Pre-heat oven to: 170°C/325°F/Gas 3
Time in oven: 1 hour 10 minutes
Serves: 12-20


3 oz/75g glacé cherries
2 oz/50g blanched almonds
4 oz/110g dried apricots
4 oz/110g sultanas
grated rind of 1 orange
4 oz/110g muscovado sugar
6 oz/175g S.R. flour
pinch of salt
4 oz/110g margarine, melted
2 eggs, beaten


1. Place cherries in colander and pour boiling water over to get rid of their sugary coating. Dry with kitchen paper and chop. Reserve 1 tblsp chopped cherries for decoration.

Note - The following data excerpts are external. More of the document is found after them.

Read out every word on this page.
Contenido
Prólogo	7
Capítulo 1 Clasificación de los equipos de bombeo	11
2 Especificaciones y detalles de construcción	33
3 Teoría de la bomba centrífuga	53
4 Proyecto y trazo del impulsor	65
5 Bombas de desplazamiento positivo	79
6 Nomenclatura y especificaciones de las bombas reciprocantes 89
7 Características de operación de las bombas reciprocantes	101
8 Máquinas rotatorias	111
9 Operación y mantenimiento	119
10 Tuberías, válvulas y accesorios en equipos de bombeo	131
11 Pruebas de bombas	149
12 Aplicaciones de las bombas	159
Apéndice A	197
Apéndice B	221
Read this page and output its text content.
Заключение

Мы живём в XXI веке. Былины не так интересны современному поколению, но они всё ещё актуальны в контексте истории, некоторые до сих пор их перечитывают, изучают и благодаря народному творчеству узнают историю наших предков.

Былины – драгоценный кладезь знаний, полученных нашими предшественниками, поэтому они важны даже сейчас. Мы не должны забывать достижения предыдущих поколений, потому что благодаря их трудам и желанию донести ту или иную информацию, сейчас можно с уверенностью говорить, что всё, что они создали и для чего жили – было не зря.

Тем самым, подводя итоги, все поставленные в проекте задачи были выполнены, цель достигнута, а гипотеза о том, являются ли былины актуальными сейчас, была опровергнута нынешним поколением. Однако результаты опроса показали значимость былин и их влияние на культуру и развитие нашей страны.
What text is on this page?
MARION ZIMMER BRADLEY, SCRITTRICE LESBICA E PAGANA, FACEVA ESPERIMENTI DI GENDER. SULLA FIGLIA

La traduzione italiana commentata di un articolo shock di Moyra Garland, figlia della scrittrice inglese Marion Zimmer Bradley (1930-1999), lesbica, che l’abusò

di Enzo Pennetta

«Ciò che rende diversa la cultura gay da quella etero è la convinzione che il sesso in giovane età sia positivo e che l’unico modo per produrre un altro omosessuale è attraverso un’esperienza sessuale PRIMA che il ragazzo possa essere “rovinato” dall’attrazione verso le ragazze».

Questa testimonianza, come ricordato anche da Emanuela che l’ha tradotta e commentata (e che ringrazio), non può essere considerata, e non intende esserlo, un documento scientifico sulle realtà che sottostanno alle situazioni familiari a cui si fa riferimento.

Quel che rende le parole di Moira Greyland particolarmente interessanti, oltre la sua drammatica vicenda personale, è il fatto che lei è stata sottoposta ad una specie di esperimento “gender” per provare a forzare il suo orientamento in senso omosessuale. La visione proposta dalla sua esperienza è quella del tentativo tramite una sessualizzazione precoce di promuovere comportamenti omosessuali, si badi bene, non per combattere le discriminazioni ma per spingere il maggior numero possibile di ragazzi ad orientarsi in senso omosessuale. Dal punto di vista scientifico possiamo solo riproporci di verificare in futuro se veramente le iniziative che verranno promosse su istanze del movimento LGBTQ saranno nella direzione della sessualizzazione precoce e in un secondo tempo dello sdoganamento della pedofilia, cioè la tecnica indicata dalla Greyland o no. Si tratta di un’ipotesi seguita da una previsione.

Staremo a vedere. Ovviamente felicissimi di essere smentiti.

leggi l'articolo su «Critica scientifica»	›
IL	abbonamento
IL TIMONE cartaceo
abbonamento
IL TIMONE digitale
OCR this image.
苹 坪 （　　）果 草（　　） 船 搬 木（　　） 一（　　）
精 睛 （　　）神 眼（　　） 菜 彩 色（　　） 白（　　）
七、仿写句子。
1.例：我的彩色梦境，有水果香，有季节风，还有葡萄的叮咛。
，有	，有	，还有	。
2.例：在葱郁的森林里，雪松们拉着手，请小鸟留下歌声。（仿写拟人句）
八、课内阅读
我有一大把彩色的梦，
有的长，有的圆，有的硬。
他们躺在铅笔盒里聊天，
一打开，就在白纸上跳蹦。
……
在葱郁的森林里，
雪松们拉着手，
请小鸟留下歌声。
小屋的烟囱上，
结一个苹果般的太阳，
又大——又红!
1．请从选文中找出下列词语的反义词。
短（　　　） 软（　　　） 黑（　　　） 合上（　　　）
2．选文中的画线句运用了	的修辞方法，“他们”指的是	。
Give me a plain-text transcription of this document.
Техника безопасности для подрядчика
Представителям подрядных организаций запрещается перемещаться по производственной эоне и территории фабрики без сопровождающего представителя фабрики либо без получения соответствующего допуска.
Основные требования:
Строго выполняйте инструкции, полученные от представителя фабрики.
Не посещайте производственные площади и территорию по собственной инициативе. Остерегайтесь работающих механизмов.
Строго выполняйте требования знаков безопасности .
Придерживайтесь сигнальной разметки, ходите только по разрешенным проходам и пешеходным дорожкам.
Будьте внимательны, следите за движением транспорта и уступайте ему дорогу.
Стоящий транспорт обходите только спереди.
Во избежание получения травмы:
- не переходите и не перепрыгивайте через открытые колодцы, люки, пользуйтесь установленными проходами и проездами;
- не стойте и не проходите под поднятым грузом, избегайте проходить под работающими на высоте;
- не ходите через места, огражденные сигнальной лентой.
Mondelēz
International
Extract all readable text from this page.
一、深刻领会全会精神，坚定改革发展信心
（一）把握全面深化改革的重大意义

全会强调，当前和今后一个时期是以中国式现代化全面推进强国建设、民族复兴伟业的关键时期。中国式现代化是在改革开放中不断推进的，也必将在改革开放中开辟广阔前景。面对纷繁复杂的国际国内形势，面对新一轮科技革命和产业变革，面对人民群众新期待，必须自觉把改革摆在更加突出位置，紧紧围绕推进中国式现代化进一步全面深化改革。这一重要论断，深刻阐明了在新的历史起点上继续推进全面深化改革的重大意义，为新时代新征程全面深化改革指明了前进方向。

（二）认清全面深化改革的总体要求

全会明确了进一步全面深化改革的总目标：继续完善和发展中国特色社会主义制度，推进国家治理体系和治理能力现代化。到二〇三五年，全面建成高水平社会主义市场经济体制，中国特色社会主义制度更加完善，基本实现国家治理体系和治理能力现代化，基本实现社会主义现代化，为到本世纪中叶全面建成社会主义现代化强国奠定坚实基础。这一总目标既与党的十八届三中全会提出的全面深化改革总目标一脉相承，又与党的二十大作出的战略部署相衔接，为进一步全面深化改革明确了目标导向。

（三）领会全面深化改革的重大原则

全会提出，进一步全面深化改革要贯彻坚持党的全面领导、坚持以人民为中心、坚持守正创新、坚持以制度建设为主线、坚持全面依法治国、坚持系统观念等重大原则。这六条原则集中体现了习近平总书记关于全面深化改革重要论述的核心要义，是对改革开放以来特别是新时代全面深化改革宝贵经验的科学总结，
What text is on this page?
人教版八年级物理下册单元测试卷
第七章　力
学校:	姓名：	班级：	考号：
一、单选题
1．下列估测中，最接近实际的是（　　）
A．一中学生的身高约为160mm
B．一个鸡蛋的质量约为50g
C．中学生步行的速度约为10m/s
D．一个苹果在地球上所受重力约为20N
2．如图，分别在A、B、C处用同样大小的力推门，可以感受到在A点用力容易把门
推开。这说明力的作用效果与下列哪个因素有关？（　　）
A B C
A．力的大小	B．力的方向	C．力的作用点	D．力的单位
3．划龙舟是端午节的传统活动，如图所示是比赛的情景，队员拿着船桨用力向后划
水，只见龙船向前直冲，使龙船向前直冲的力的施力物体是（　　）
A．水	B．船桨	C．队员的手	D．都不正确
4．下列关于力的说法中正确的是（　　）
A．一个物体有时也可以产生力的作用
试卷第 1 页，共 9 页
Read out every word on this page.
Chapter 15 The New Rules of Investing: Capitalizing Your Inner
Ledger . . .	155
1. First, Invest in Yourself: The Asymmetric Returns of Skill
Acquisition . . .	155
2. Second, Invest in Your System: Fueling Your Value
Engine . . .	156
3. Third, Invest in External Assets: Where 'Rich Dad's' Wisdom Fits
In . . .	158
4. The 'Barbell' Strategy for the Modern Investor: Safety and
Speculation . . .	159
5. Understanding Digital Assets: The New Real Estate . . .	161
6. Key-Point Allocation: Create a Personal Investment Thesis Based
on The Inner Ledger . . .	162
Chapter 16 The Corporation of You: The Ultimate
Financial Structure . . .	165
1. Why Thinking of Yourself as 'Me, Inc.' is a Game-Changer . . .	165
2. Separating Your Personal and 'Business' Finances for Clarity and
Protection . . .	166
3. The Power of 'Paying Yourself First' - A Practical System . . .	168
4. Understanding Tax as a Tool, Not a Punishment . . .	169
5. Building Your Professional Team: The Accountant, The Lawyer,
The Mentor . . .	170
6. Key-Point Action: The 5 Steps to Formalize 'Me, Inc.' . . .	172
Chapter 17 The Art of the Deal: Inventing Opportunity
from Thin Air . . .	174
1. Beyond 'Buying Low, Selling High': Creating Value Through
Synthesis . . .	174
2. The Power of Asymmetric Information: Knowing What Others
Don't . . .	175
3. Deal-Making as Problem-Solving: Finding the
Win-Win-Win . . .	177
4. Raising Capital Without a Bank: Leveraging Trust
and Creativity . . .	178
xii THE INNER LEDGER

2. Roughly chop apricots and almonds. Reserve 1-2 apricots for decoration.
3. Combine all dry ingredients in large mixing bowl.
4. Add margarine and eggs. When thoroughly combined, spoon into a greased and lined 2 lb/900g loaf tin. Bake in centre of oven.
5. When cool, loaf can be iced if desired.
6. Cover top of cake with a thin coating of apricot jam and fondant or glacé icing (see Apple and Walnut Cake on page 218).
7. Decorate with chopped apricots and cherries.
8. May be eaten as a cake or sliced and buttered.